— Тейлор, ты придурок!
Я пропустил мимо ушей реплику Нико и бросил взгляд на альтиметр, закрепленный на запястье. Высота тысяча футов. Я запел гимн десантников: «…Что за славный, что за славный способ умереть!»
Нико постучал костяшками пальцев по моему шлему.
— Ку-ку, Земля вызывает Тейлора, — раздался у меня в наушниках его голос. — Отличная песня, чувак, для нашего первого самостоятельного прыжка — самое то.
Я поправил микрофон на шлемофоне так, чтобы он был поближе к губам, и добавил бодрости в голосе: «…что за славный, что за славный способ умереть… никогда тебе, приятель, больше не лета-а-ать…»
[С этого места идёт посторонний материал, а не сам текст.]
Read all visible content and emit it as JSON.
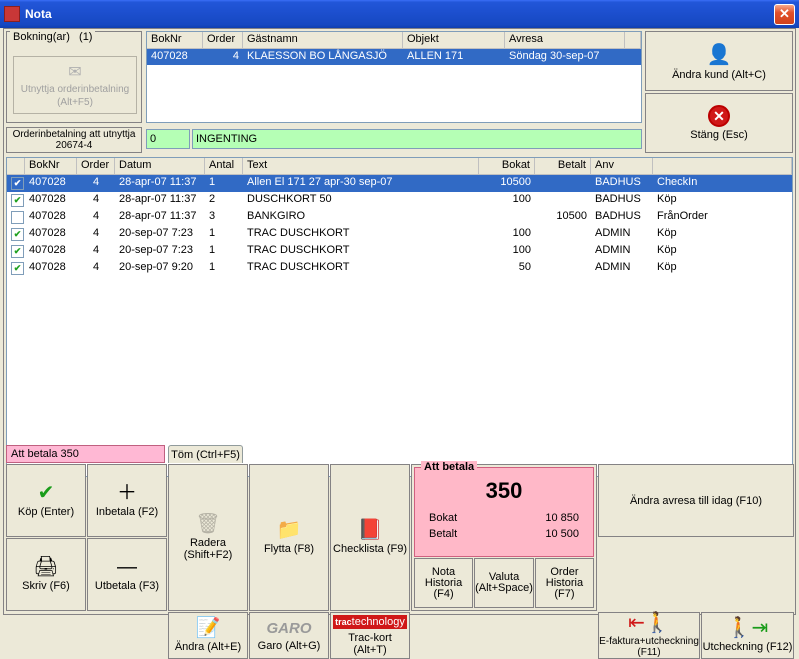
{
  "title": "Nota",
  "bokningar": {
    "label": "Bokning(ar)",
    "count": "(1)"
  },
  "order_btn": {
    "l1": "Utnyttja orderinbetalning",
    "l2": "(Alt+F5)"
  },
  "guest_hdr": {
    "boknr": "BokNr",
    "order": "Order",
    "namn": "Gästnamn",
    "objekt": "Objekt",
    "avresa": "Avresa"
  },
  "guest_row": {
    "boknr": "407028",
    "order": "4",
    "namn": "KLAESSON BO LÅNGASJÖ",
    "objekt": "ALLEN 171",
    "avresa": "Söndag 30-sep-07"
  },
  "andra_kund": "Ändra kund (Alt+C)",
  "stang": "Stäng (Esc)",
  "orderin_label": "Orderinbetalning att utnyttja 20674-4",
  "green0": "0",
  "green1": "INGENTING",
  "lhdr": {
    "boknr": "BokNr",
    "order": "Order",
    "datum": "Datum",
    "antal": "Antal",
    "text": "Text",
    "bokat": "Bokat",
    "betalt": "Betalt",
    "anv": "Anv"
  },
  "rows": [
    {
      "chk": true,
      "boknr": "407028",
      "order": "4",
      "datum": "28-apr-07 11:37",
      "antal": "1",
      "text": "Allen El 171   27 apr-30 sep-07",
      "bokat": "10500",
      "betalt": "",
      "anv": "BADHUS",
      "extra": "CheckIn"
    },
    {
      "chk": true,
      "boknr": "407028",
      "order": "4",
      "datum": "28-apr-07 11:37",
      "antal": "2",
      "text": "DUSCHKORT 50",
      "bokat": "100",
      "betalt": "",
      "anv": "BADHUS",
      "extra": "Köp"
    },
    {
      "chk": false,
      "boknr": "407028",
      "order": "4",
      "datum": "28-apr-07 11:37",
      "antal": "3",
      "text": "BANKGIRO",
      "bokat": "",
      "betalt": "10500",
      "anv": "BADHUS",
      "extra": "FrånOrder"
    },
    {
      "chk": true,
      "boknr": "407028",
      "order": "4",
      "datum": "20-sep-07 7:23",
      "antal": "1",
      "text": "TRAC DUSCHKORT",
      "bokat": "100",
      "betalt": "",
      "anv": "ADMIN",
      "extra": "Köp"
    },
    {
      "chk": true,
      "boknr": "407028",
      "order": "4",
      "datum": "20-sep-07 7:23",
      "antal": "1",
      "text": "TRAC DUSCHKORT",
      "bokat": "100",
      "betalt": "",
      "anv": "ADMIN",
      "extra": "Köp"
    },
    {
      "chk": true,
      "boknr": "407028",
      "order": "4",
      "datum": "20-sep-07 9:20",
      "antal": "1",
      "text": "TRAC DUSCHKORT",
      "bokat": "50",
      "betalt": "",
      "anv": "ADMIN",
      "extra": "Köp"
    }
  ],
  "attline": "Att betala 350",
  "tom": "Töm (Ctrl+F5)",
  "btns": {
    "kop": "Köp (Enter)",
    "inbetala": "Inbetala (F2)",
    "radera": "Radera (Shift+F2)",
    "flytta": "Flytta (F8)",
    "checklista": "Checklista (F9)",
    "skriv": "Skriv (F6)",
    "utbetala": "Utbetala (F3)",
    "andra": "Ändra (Alt+E)",
    "garo": "Garo (Alt+G)",
    "trac": "Trac-kort (Alt+T)",
    "andra_avresa": "Ändra avresa till idag (F10)",
    "efakt": "E-faktura+utcheckning (F11)",
    "utcheck": "Utcheckning (F12)",
    "nota": "Nota Historia (F4)",
    "valuta": "Valuta (Alt+Space)",
    "orderhist": "Order Historia (F7)"
  },
  "attbox": {
    "title": "Att betala",
    "total": "350",
    "bokat_l": "Bokat",
    "bokat_v": "10 850",
    "betalt_l": "Betalt",
    "betalt_v": "10 500"
  }
}
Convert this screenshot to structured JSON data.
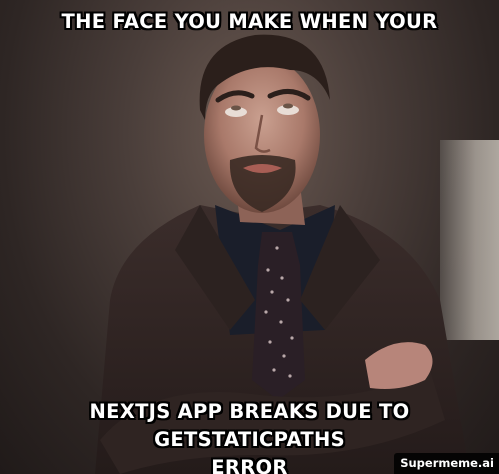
{
  "meme": {
    "top_text": "THE FACE YOU MAKE WHEN YOUR",
    "bottom_text_line1": "NEXTJS APP BREAKS DUE TO GETSTATICPATHS",
    "bottom_text_line2": "ERROR",
    "image_subject": "man-rolling-eyes-arms-crossed"
  },
  "watermark": "Supermeme.ai",
  "colors": {
    "caption_text": "#ffffff",
    "caption_outline": "#000000",
    "background": "#3a302d"
  }
}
— Послушай, малыш, ты на удивление громко вопишь, и голос у тебя противный.
— Возможно, голос у меня и противный, зато отменный музыкальный вкус. Не сравнить с твоим — полный отстой.
Раздавшийся в наушниках голос инструктора оборвал меня на полуслове:
— Эй, парни, давайте посерьезнее. Никакой посторонней болтовни по рации!
Я ухмыльнулся и прижался лбом к стеклу иллюминатора, чтобы получше разглядеть уходящую вниз землю. Живописный калифорнийский пейзаж стремительно превращался в разноцветное лоскутное одеяло.
Две тысячи футов.
Нико поудобнее устроился на жесткой скамейке и обворожительно улыбнулся сидящей напротив нас Хейли:
— Эй, красавица, мы же не на экзамене, расслабься. Эта прогулка исключительно ради удовольствия. — Он призывно подвигал бровями, глядя на симпатичную девушку-блондинку.
Хейли изловчилась и заехала ему ботинком по лодыжке:
— Тебе надо научиться вести себя прилично, иначе вылетишь на первом же экзамене.
Пока Хейли и Нико, пустившись в свою любимую игру, беззлобно поддразнивали друг друга, я бросил взгляд на альтиметр — три тысячи футов.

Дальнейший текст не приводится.